Alex Farr, CTO at professional services company Christie Group, talks us through his journey from coding on a Commodore 64 to multi CIO100 Award winner.
When I joined Christie Group last year, ‘Chief Technology Officer’ was a brand-new role for them. It was about bringing in someone outside of Christie’s day-to-day operations to work with the Managing Directors and IT Directors in each subsidiary business to see how it could leverage technology to grow its conglomerate of professional services businesses – and what could be done collectively, too.
So, when people ask me what it is I actually do, I always say I try to find ways to use technology to help grow business. It’s as simple as that… in the explanation, anyway!

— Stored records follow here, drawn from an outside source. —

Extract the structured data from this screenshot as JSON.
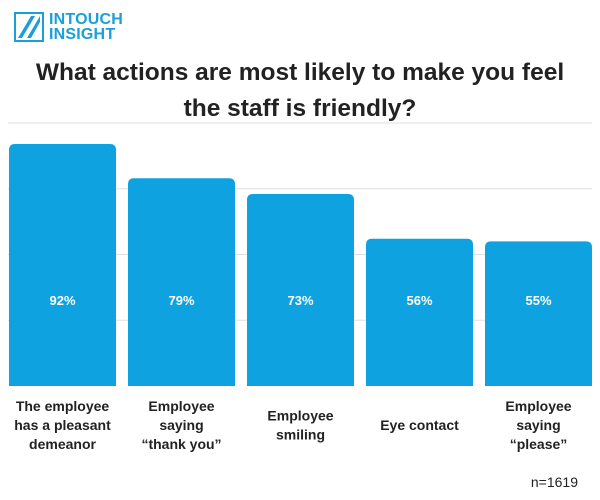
{
  "brand": {
    "line1": "INTOUCH",
    "line2": "INSIGHT",
    "color": "#1a9fd8",
    "icon": "diagonal-stripe-logo-icon"
  },
  "colors": {
    "bar": "#0fa2e1",
    "grid": "#e0e0e0",
    "text": "#222222",
    "value_text": "#ffffff"
  },
  "sample": "n=1619",
  "chart_data": {
    "type": "bar",
    "title": "What actions are most likely to make you feel the staff is friendly?",
    "title_lines": [
      "What actions are most likely to make you feel",
      "the staff is friendly?"
    ],
    "categories": [
      "The employee has a pleasant demeanor",
      "Employee saying “thank you”",
      "Employee smiling",
      "Eye contact",
      "Employee saying “please”"
    ],
    "category_lines": [
      [
        "The employee",
        "has a pleasant",
        "demeanor"
      ],
      [
        "Employee",
        "saying",
        "“thank you”"
      ],
      [
        "Employee",
        "smiling"
      ],
      [
        "Eye contact"
      ],
      [
        "Employee",
        "saying",
        "“please”"
      ]
    ],
    "values": [
      92,
      79,
      73,
      56,
      55
    ],
    "value_labels": [
      "92%",
      "79%",
      "73%",
      "56%",
      "55%"
    ],
    "xlabel": "",
    "ylabel": "",
    "ylim": [
      0,
      100
    ],
    "grid": true
  }
}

Growing up I had a young uncle; he had a nice house, nice cars, all the latest tech – being completely honest I was impressionable. But we’d mess around on his Commodore 64 coding and creating our own games. My pathway in IT grew from there – basically mirroring his.
I had a decision to make when I finished my National Diploma in computer studies – go to university or get a job as a junior to an IT manager. All of a sudden there was a salary on the table and I did the latter. And that was the start of where I am today.

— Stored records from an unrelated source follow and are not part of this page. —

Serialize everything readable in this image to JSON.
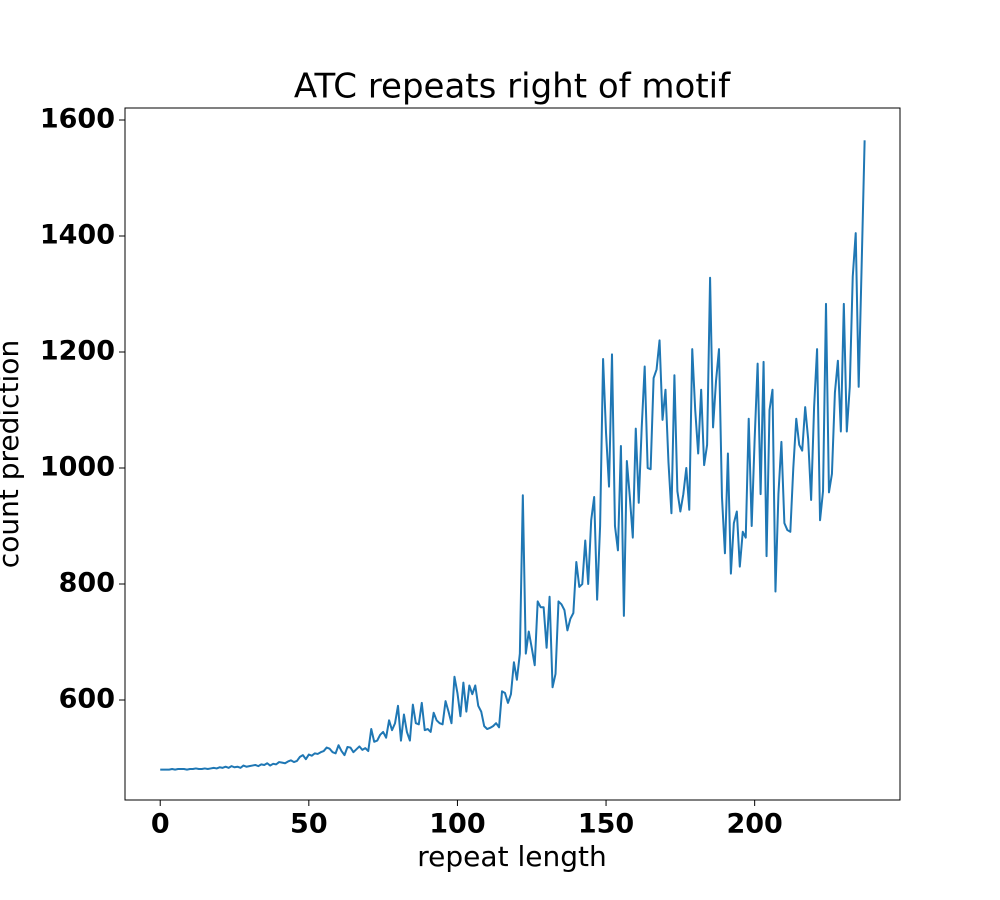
{
  "chart_data": {
    "type": "line",
    "title": "ATC repeats right of motif",
    "xlabel": "repeat length",
    "ylabel": "count prediction",
    "x": [
      0,
      1,
      2,
      3,
      4,
      5,
      6,
      7,
      8,
      9,
      10,
      11,
      12,
      13,
      14,
      15,
      16,
      17,
      18,
      19,
      20,
      21,
      22,
      23,
      24,
      25,
      26,
      27,
      28,
      29,
      30,
      31,
      32,
      33,
      34,
      35,
      36,
      37,
      38,
      39,
      40,
      41,
      42,
      43,
      44,
      45,
      46,
      47,
      48,
      49,
      50,
      51,
      52,
      53,
      54,
      55,
      56,
      57,
      58,
      59,
      60,
      61,
      62,
      63,
      64,
      65,
      66,
      67,
      68,
      69,
      70,
      71,
      72,
      73,
      74,
      75,
      76,
      77,
      78,
      79,
      80,
      81,
      82,
      83,
      84,
      85,
      86,
      87,
      88,
      89,
      90,
      91,
      92,
      93,
      94,
      95,
      96,
      97,
      98,
      99,
      100,
      101,
      102,
      103,
      104,
      105,
      106,
      107,
      108,
      109,
      110,
      111,
      112,
      113,
      114,
      115,
      116,
      117,
      118,
      119,
      120,
      121,
      122,
      123,
      124,
      125,
      126,
      127,
      128,
      129,
      130,
      131,
      132,
      133,
      134,
      135,
      136,
      137,
      138,
      139,
      140,
      141,
      142,
      143,
      144,
      145,
      146,
      147,
      148,
      149,
      150,
      151,
      152,
      153,
      154,
      155,
      156,
      157,
      158,
      159,
      160,
      161,
      162,
      163,
      164,
      165,
      166,
      167,
      168,
      169,
      170,
      171,
      172,
      173,
      174,
      175,
      176,
      177,
      178,
      179,
      180,
      181,
      182,
      183,
      184,
      185,
      186,
      187,
      188,
      189,
      190,
      191,
      192,
      193,
      194,
      195,
      196,
      197,
      198,
      199,
      200,
      201,
      202,
      203,
      204,
      205,
      206,
      207,
      208,
      209,
      210,
      211,
      212,
      213,
      214,
      215,
      216,
      217,
      218,
      219,
      220,
      221,
      222,
      223,
      224,
      225,
      226,
      227,
      228,
      229,
      230,
      231,
      232,
      233,
      234,
      235,
      236,
      237
    ],
    "series": [
      {
        "name": "count prediction",
        "color": "#1f77b4",
        "values": [
          480,
          480,
          480,
          480,
          481,
          480,
          481,
          481,
          481,
          480,
          481,
          481,
          482,
          481,
          481,
          482,
          481,
          482,
          483,
          482,
          484,
          483,
          485,
          483,
          486,
          484,
          485,
          483,
          487,
          485,
          486,
          487,
          488,
          486,
          489,
          488,
          491,
          487,
          490,
          489,
          493,
          492,
          491,
          494,
          496,
          493,
          495,
          502,
          505,
          498,
          506,
          504,
          508,
          507,
          510,
          512,
          518,
          516,
          510,
          508,
          522,
          512,
          505,
          519,
          518,
          510,
          515,
          520,
          514,
          517,
          512,
          550,
          528,
          530,
          540,
          545,
          535,
          565,
          548,
          560,
          590,
          530,
          575,
          545,
          530,
          592,
          560,
          558,
          595,
          548,
          550,
          545,
          578,
          565,
          560,
          558,
          598,
          580,
          560,
          640,
          612,
          572,
          630,
          580,
          625,
          610,
          625,
          590,
          580,
          555,
          550,
          552,
          555,
          560,
          553,
          615,
          612,
          595,
          610,
          665,
          635,
          680,
          953,
          680,
          718,
          690,
          660,
          770,
          760,
          760,
          690,
          778,
          622,
          645,
          770,
          765,
          755,
          720,
          740,
          750,
          838,
          795,
          800,
          875,
          800,
          910,
          950,
          773,
          900,
          1188,
          1060,
          968,
          1196,
          900,
          858,
          1038,
          745,
          1012,
          950,
          880,
          1068,
          940,
          1070,
          1175,
          1000,
          998,
          1155,
          1170,
          1220,
          1083,
          1135,
          1010,
          922,
          1160,
          960,
          925,
          955,
          1000,
          928,
          1205,
          1100,
          1025,
          1135,
          1005,
          1040,
          1328,
          1070,
          1150,
          1205,
          950,
          853,
          1025,
          818,
          905,
          925,
          830,
          890,
          880,
          1085,
          900,
          1050,
          1180,
          955,
          1183,
          848,
          1100,
          1135,
          787,
          955,
          1045,
          905,
          893,
          890,
          1000,
          1085,
          1040,
          1030,
          1105,
          1050,
          945,
          1105,
          1205,
          910,
          960,
          1283,
          958,
          990,
          1130,
          1185,
          1063,
          1283,
          1063,
          1140,
          1330,
          1405,
          1140,
          1350,
          1565
        ]
      }
    ],
    "xlim": [
      -11.85,
      248.9
    ],
    "xticks": [
      0,
      50,
      100,
      150,
      200
    ],
    "ylim": [
      427.6,
      1620.7
    ],
    "yticks": [
      600,
      800,
      1000,
      1200,
      1400,
      1600
    ]
  }
}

Would I recommend that choice? Possibly, but I think there is a third route now; I’ve used our apprenticeship levy to bring people into the organisation and it’s great. You get to study while having hands-on experience. To me, that’s probably the better balance.
The most challenging moments of my career are where I learned the most. I was hired to be IT assistant at one company and my manager immediately left. So I was thrown into the deep end and really had to think on my feet.

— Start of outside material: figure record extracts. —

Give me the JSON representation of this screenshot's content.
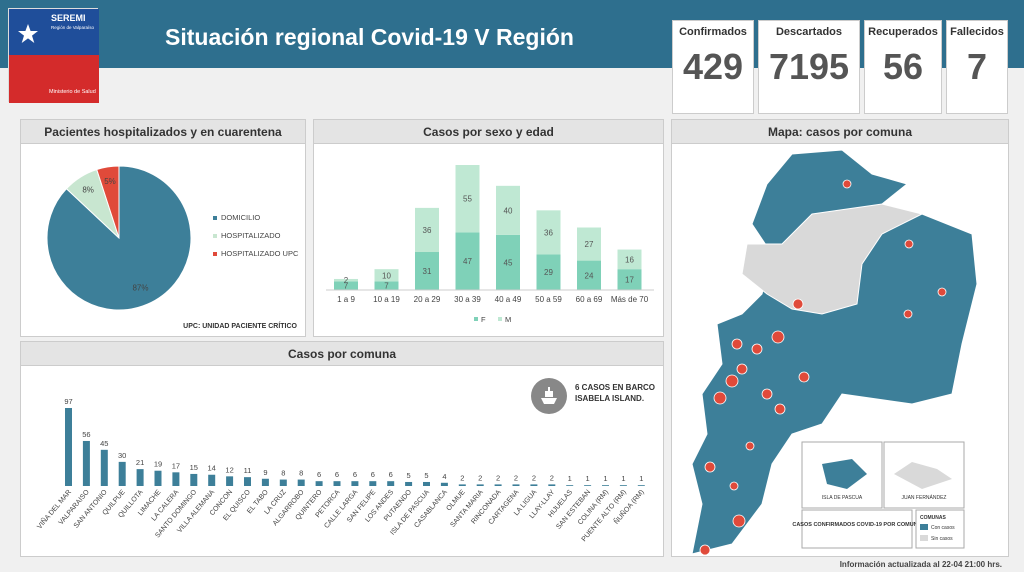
{
  "header": {
    "title": "Situación regional Covid-19 V Región",
    "logo_name": "SEREMI",
    "logo_sub": "Región de Valparaíso",
    "logo_ministry": "Ministerio de Salud"
  },
  "stats": [
    {
      "label": "Confirmados",
      "value": "429"
    },
    {
      "label": "Descartados",
      "value": "7195"
    },
    {
      "label": "Recuperados",
      "value": "56"
    },
    {
      "label": "Fallecidos",
      "value": "7"
    }
  ],
  "pie_panel": {
    "title": "Pacientes hospitalizados  y en cuarentena",
    "note": "UPC: UNIDAD PACIENTE CRÍTICO"
  },
  "sex_panel": {
    "title": "Casos por sexo y edad"
  },
  "comuna_panel": {
    "title": "Casos por comuna",
    "ship_note": "6 CASOS EN BARCO ISABELA ISLAND."
  },
  "map_panel": {
    "title": "Mapa: casos por comuna",
    "legend_title": "CASOS CONFIRMADOS COVID-19 POR COMUNA",
    "legend_head": "COMUNAS",
    "legend_with": "Con casos",
    "legend_without": "Sin casos",
    "inset_pascua": "ISLA DE PASCUA",
    "inset_fernandez": "JUAN FERNÁNDEZ"
  },
  "footer": "Información  actualizada al 22-04 21:00 hrs.",
  "colors": {
    "teal": "#3d7f99",
    "light_green": "#c8e6d0",
    "red": "#e04a3a",
    "mint": "#7fd1b8",
    "light_mint": "#bfe8d3",
    "gray": "#d9d9d9"
  },
  "chart_data": [
    {
      "type": "pie",
      "title": "Pacientes hospitalizados  y en cuarentena",
      "categories": [
        "DOMICILIO",
        "HOSPITALIZADO",
        "HOSPITALIZADO UPC"
      ],
      "values": [
        87,
        8,
        5
      ],
      "labels": [
        "87%",
        "8%",
        "5%"
      ]
    },
    {
      "type": "bar",
      "title": "Casos por sexo y edad",
      "categories": [
        "1 a 9",
        "10 a 19",
        "20 a 29",
        "30 a 39",
        "40 a 49",
        "50 a 59",
        "60 a 69",
        "Más de 70"
      ],
      "series": [
        {
          "name": "F",
          "values": [
            7,
            7,
            31,
            47,
            45,
            29,
            24,
            17
          ]
        },
        {
          "name": "M",
          "values": [
            2,
            10,
            36,
            55,
            40,
            36,
            27,
            16
          ]
        }
      ]
    },
    {
      "type": "bar",
      "title": "Casos por comuna",
      "categories": [
        "VIÑA DEL MAR",
        "VALPARAISO",
        "SAN ANTONIO",
        "QUILPUE",
        "QUILLOTA",
        "LIMACHE",
        "LA CALERA",
        "SANTO DOMINGO",
        "VILLA ALEMANA",
        "CONCON",
        "EL QUISCO",
        "EL TABO",
        "LA CRUZ",
        "ALGARROBO",
        "QUINTERO",
        "PETORCA",
        "CALLE LARGA",
        "SAN FELIPE",
        "LOS ANDES",
        "PUTAENDO",
        "ISLA DE PASCUA",
        "CASABLANCA",
        "OLMUE",
        "SANTA MARIA",
        "RINCONADA",
        "CARTAGENA",
        "LA LIGUA",
        "LLAY-LLAY",
        "HIJUELAS",
        "SAN ESTEBAN",
        "COLINA (RM)",
        "PUENTE ALTO (RM)",
        "ÑUÑOA (RM)"
      ],
      "values": [
        97,
        56,
        45,
        30,
        21,
        19,
        17,
        15,
        14,
        12,
        11,
        9,
        8,
        8,
        6,
        6,
        6,
        6,
        6,
        5,
        5,
        4,
        2,
        2,
        2,
        2,
        2,
        2,
        1,
        1,
        1,
        1,
        1
      ]
    }
  ]
}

At that particular healthcare tech organisation, they had a great product but were struggling to find clients to buy it. They parachuted in an MD, he saw me talking to my colleagues and immediately told me that if I didn’t have some work to do, he’d find me some. That line has stuck with me for nearly 25 years now and it shaped the kind of leader I want to be and the culture I wanted to foster.
IT has this reputation for being nerdy and solitary, but you need interaction with your colleagues and your customers. You are essentially delivering services and products to help people work better, whether colleagues or clients. How can you possibly design, develop, and implement something that will benefit others if you’re not talking to them, understanding their issues and their problems?
I would always say to other CTOs or CIOs that you really must make yourself one of the team if you want to understand how you can help the business grow. You have to be the most social person in the organisation. You can’t think you know it all either; even an apprentice can teach you so much.
"You can’t think you know it all… even an apprentice can teach you so much.”
During my time at a transportation innovation company I had what I called a ‘unicorn’ role; it was a bit like being an IT business partner. They’d go and sit with teams across the organisation and just listen to some of the challenges preventing them from achieving some of their objectives, try to understand what their strategy was, and then try and solve that problem using technology.
I call it a unicorn role because it certainly doesn’t exist in most organisations. But I think it’s absolutely critical; you have to make sure that you’re developing things that are going to make a difference rather than throwing technology down people’s throats for the sake of it. I was recently asked, “how can we make use of AI?” My immediate response was: “For what purpose?” Clearly, you want to look at how you can leverage it, but it has to be for a reason, to create value for staff, rather than just because everyone is talking about it.
We’ve started to explore the use of gamification at Christie Group and I really think it’s going to be huge. It’s now all about how business uses that technology to capture the imagination and inspiration of both staff and customers.
With my Apple Watch and so on, with all the fitness-based badges and rewards I can gain, I’m already gamifying my life in a way I hadn’t really considered. Unless you sit back and reflect, you forget how immersed we all are in tech.
I’ve been lucky enough to be in the CIO Top 100 in recent years, and while it’s a great honour, the biggest benefit is the networking opportunity. The number of WhatsApp groups and communities I’m on with other CTOs, CIOs and IT directors! It can be quite a lonely role but being able to reach out to others when you have problems or challenges has been like free consultancy from some of the most senior tech leaders in the country.
I still sometimes suffer with imposter syndrome. I wonder how this average person can suddenly be responsible for the technology at a great PLC like Christie Group. It’s a real privilege.
I mentor someone and I’m always telling them to reflect, look back, take notes… but often I don’t do that enough myself! But I’ve been around some great people and I’ve made some very good choices at the right time. You can’t do that without teams of brilliant people around you.